I po co to całe pisanie, które trwa już
bez mała osiem lat?! Czasami sama sobie stawiam to pytanie. Zabiera czas, a ja narażam
się na różne komentarze… Jednak przychodzi też inna refleksja. Skoro każdego dnia
ktoś czyta publikowane przeze mnie teksty, a liczba jest spora – i to z różnych
stron świata, to znaczy, że jest sens tej pisaniny. To mnie utwierdza w
przekonaniu, że nie należy rezygnować. A że czasami zły duch podpowiada, aby
zaprzestać, to już inna sprawa.
Jak już wiele razy pisałam, człowiek
dojrzewa z biegiem lat i ciągle poszerza swoje horyzonty – również te duchowe.

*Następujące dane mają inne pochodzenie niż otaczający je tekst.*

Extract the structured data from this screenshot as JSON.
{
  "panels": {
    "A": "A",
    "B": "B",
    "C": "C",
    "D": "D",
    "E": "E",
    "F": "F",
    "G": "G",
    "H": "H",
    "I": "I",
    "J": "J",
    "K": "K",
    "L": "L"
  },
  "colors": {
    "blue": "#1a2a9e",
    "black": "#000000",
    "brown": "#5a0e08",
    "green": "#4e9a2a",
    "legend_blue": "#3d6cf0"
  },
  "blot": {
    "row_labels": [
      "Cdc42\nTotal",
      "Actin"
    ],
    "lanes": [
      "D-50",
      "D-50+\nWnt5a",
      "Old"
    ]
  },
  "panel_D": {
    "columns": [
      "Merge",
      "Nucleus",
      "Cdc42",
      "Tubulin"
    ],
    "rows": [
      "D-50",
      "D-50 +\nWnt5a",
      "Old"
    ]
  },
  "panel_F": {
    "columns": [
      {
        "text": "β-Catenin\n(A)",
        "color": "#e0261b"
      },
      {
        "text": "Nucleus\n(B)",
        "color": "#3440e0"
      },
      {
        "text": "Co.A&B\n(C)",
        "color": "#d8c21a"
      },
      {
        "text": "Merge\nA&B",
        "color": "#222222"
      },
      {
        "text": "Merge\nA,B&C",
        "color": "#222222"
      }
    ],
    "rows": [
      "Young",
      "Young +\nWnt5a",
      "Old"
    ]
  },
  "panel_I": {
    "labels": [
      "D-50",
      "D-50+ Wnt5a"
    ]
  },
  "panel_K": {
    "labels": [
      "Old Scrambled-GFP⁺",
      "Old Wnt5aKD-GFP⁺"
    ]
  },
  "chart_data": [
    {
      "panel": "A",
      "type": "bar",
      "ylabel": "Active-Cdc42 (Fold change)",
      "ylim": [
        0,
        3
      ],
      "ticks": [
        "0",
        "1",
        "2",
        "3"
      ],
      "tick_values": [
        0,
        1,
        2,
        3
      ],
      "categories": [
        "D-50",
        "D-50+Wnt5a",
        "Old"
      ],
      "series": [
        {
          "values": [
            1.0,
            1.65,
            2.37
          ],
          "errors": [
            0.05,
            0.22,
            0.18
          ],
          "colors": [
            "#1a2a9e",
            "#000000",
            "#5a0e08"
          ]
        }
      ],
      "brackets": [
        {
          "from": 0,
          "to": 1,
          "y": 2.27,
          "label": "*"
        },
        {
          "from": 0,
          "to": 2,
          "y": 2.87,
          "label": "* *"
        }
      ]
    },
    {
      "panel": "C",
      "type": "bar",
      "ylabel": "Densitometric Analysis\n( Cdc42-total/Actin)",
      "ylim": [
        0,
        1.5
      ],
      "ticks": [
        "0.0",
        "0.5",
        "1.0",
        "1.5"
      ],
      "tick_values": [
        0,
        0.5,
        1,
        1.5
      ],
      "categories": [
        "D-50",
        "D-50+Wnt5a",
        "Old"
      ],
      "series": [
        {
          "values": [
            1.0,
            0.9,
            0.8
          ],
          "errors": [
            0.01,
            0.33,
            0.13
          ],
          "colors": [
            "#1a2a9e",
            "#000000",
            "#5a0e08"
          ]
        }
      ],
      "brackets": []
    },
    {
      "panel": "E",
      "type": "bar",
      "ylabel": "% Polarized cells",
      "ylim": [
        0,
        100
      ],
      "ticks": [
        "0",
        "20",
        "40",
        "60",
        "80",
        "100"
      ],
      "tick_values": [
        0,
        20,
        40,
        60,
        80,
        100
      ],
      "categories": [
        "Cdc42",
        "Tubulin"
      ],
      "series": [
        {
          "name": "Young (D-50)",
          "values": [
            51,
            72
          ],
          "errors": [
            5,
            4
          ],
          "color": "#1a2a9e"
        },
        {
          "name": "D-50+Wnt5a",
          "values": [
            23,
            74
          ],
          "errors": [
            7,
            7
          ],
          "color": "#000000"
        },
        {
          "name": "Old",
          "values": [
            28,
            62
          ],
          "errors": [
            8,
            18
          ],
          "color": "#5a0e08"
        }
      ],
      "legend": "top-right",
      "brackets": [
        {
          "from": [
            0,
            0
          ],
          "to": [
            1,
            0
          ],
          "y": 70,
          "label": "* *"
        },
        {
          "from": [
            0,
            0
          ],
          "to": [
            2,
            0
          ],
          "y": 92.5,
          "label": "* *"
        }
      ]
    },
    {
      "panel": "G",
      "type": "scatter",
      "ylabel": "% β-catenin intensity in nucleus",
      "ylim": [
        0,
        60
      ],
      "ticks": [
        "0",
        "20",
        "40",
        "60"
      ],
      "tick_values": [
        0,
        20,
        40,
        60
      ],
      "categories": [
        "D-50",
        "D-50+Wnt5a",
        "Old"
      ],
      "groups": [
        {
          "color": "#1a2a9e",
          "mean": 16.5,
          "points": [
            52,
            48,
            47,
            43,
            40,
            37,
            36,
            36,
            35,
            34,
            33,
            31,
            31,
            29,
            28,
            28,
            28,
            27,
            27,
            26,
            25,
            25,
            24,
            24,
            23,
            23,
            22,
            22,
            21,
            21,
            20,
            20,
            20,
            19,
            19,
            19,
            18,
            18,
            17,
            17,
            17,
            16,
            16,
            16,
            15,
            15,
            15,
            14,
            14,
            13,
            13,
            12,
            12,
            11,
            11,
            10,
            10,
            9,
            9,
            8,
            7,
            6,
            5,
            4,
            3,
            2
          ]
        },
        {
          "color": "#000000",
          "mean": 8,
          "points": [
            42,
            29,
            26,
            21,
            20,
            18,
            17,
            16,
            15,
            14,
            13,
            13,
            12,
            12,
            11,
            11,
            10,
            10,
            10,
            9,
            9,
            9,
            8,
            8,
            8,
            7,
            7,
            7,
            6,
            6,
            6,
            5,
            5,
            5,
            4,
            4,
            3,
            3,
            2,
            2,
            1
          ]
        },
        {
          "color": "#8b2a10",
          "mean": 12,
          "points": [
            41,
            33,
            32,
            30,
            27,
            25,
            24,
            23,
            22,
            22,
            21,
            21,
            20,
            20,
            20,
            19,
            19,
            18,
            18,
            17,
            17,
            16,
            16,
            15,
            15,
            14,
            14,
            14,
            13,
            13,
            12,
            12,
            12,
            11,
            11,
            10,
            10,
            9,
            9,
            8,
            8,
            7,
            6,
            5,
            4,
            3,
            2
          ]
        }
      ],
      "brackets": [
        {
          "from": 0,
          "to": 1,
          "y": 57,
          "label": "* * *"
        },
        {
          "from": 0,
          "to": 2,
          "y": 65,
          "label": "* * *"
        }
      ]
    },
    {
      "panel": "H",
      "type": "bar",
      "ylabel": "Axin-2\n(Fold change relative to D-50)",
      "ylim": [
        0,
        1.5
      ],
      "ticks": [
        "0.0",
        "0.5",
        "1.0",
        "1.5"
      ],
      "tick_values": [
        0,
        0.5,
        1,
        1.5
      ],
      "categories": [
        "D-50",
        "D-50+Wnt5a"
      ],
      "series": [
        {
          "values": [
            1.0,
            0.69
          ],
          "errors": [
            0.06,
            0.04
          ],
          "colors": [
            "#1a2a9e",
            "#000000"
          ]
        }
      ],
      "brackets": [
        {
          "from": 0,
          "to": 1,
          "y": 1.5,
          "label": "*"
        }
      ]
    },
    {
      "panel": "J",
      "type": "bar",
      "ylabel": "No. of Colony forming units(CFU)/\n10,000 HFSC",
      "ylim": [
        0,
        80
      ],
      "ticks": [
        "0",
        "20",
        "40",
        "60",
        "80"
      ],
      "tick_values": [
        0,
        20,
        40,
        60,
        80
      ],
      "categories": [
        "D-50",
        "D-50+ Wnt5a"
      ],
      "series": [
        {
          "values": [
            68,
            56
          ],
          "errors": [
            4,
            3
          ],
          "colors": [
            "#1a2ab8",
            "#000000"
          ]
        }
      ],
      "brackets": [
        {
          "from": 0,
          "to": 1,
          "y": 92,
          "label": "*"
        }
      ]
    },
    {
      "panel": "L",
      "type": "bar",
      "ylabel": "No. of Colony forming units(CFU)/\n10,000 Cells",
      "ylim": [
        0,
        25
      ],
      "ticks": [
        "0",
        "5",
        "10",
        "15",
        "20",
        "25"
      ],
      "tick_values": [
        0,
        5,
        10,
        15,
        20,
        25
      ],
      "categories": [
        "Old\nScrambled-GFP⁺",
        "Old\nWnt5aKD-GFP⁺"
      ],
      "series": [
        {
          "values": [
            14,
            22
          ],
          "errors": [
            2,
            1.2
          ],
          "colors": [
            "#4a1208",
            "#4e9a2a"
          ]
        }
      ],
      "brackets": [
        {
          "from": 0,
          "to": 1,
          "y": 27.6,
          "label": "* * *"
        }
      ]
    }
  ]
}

Na pewno pomagają nam w tym nasi aniołowie stróżowie, ale przede wszystkim
bliskość PANA JEZUSA, z którym przyjaźnimy
się i jednoczymy w Komunii św.
Zatem o co tutaj chodzi? W tym pisaniu?
Chodzi o to, aby nieustannie pracować nad swoim wnętrzem, nad swoim charakterem!
Chrystusowa obecność pomaga nam dostrzec nie tylko Jego ważność, ale także coraz
bardziej widzieć swoje niedoskonałości, błędy, grzechy…
Chodzi także o to, aby swoje życie
uczynić pięknym – mimo najróżniejszych przeciwności. Chodzi o to, aby nie
ustawać w drodze ku Dobru i Pięknu, które uosabia sam BÓG!
Zatem nie ustawajmy w szlachetnych
dążeniach, nie dajmy się pokonać złu! Nie jesteśmy sami. Jest z nami CHRYSTUS!